Clara’s voice painful so I hurt. And I continue to hear her a little more. Strange again, hah! Strange how I am in my rotunda now when I lose my mind all in tandem. How oh heavens of my Lord! How now! Am I so in and out of my head. What is this hell? I swirl by the only rope that comes my way, and recall Liddy Ring. Why! Did she make me do it? She is not even in my head thou see. It is Mae’s melody instead. What is happening? I descry three stairs in off-white that lead up – the will-o’-the-wisp of my childhood and one still too far from my hands in the neighborhood that call I as my own, if not this house for Heaven’s sake! - The stairs in white, some sallow light on them with a tinge of tangerine.

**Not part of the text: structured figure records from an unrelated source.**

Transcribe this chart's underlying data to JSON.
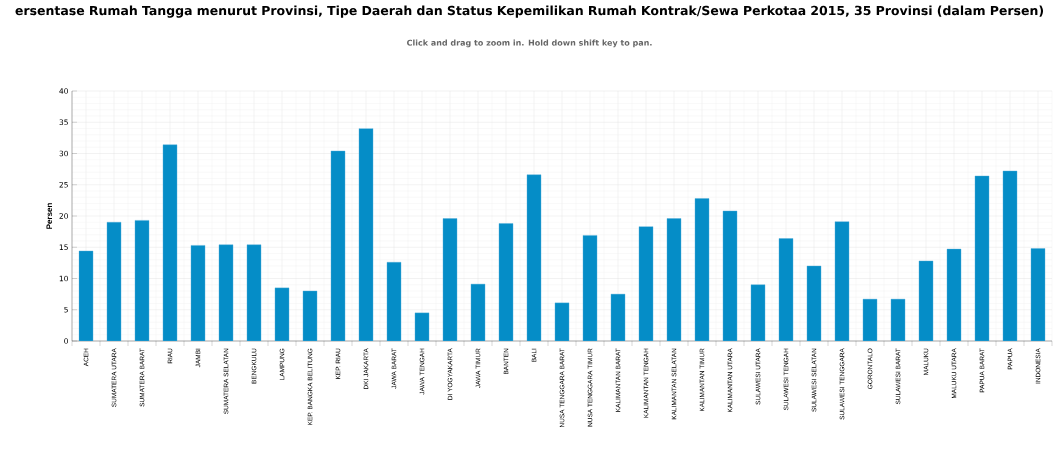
{
  "chart_data": {
    "type": "bar",
    "title": "ersentase Rumah Tangga menurut Provinsi, Tipe Daerah dan Status Kepemilikan Rumah Kontrak/Sewa Perkotaa 2015, 35 Provinsi (dalam Persen)",
    "subtitle": "Click and drag to zoom in. Hold down shift key to pan.",
    "ylabel": "Persen",
    "categories": [
      "ACEH",
      "SUMATERA UTARA",
      "SUMATERA BARAT",
      "RIAU",
      "JAMBI",
      "SUMATERA SELATAN",
      "BENGKULU",
      "LAMPUNG",
      "KEP. BANGKA BELITUNG",
      "KEP. RIAU",
      "DKI JAKARTA",
      "JAWA BARAT",
      "JAWA TENGAH",
      "DI YOGYAKARTA",
      "JAWA TIMUR",
      "BANTEN",
      "BALI",
      "NUSA TENGGARA BARAT",
      "NUSA TENGGARA TIMUR",
      "KALIMANTAN BARAT",
      "KALIMANTAN TENGAH",
      "KALIMANTAN SELATAN",
      "KALIMANTAN TIMUR",
      "KALIMANTAN UTARA",
      "SULAWESI UTARA",
      "SULAWESI TENGAH",
      "SULAWESI SELATAN",
      "SULAWESI TENGGARA",
      "GORONTALO",
      "SULAWESI BARAT",
      "MALUKU",
      "MALUKU UTARA",
      "PAPUA BARAT",
      "PAPUA",
      "INDONESIA"
    ],
    "values": [
      14.4,
      19.0,
      19.3,
      31.4,
      15.3,
      15.4,
      15.4,
      8.5,
      8.0,
      30.4,
      34.0,
      12.6,
      4.5,
      19.6,
      9.1,
      18.8,
      26.6,
      6.1,
      16.9,
      7.5,
      18.3,
      19.6,
      22.8,
      20.8,
      9.0,
      16.4,
      12.0,
      19.1,
      6.7,
      6.7,
      12.8,
      14.7,
      26.4,
      27.2,
      14.8
    ],
    "color": "#058dc7",
    "ylim": [
      0,
      40
    ],
    "yticks": [
      0,
      5,
      10,
      15,
      20,
      25,
      30,
      35,
      40
    ],
    "grid": true
  }
}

They lead up but the rest is dark. Don’t you wonder if there is an ingénue, stupid and silly little girl at the corner which faces the end of the wall? Don’t you? Don’t you, at all? I ask. I ask you for ‘tis a mistake if ‘tis hide and seek for you. Why! Who is playing? Do you see anyone? I ask. I ask you as I saw a shadow move. Thus, hiding she plays out, but seeking her is none in the corridor. I am merely six feet away from her mother. Shall I tell her where her daughter hides? I am afraid I will scream more than I will speak. There is another, a mansion in white again but art no lights on at night. I figure no one’s home tonight. There is another facing my rear. It has a fluorescent tube on. Heck! ‘tis white. Heck! How white. Why white? I do not turn. I do not dare. I am beholding the silhouette of my black shadow sketched on a wall painted in some pale auburn. It moves as I move. It tilts as I do. The wall’s not on my way. I am on it. I do it deliberately. I want to study her. Who is she in my shape? What is happening?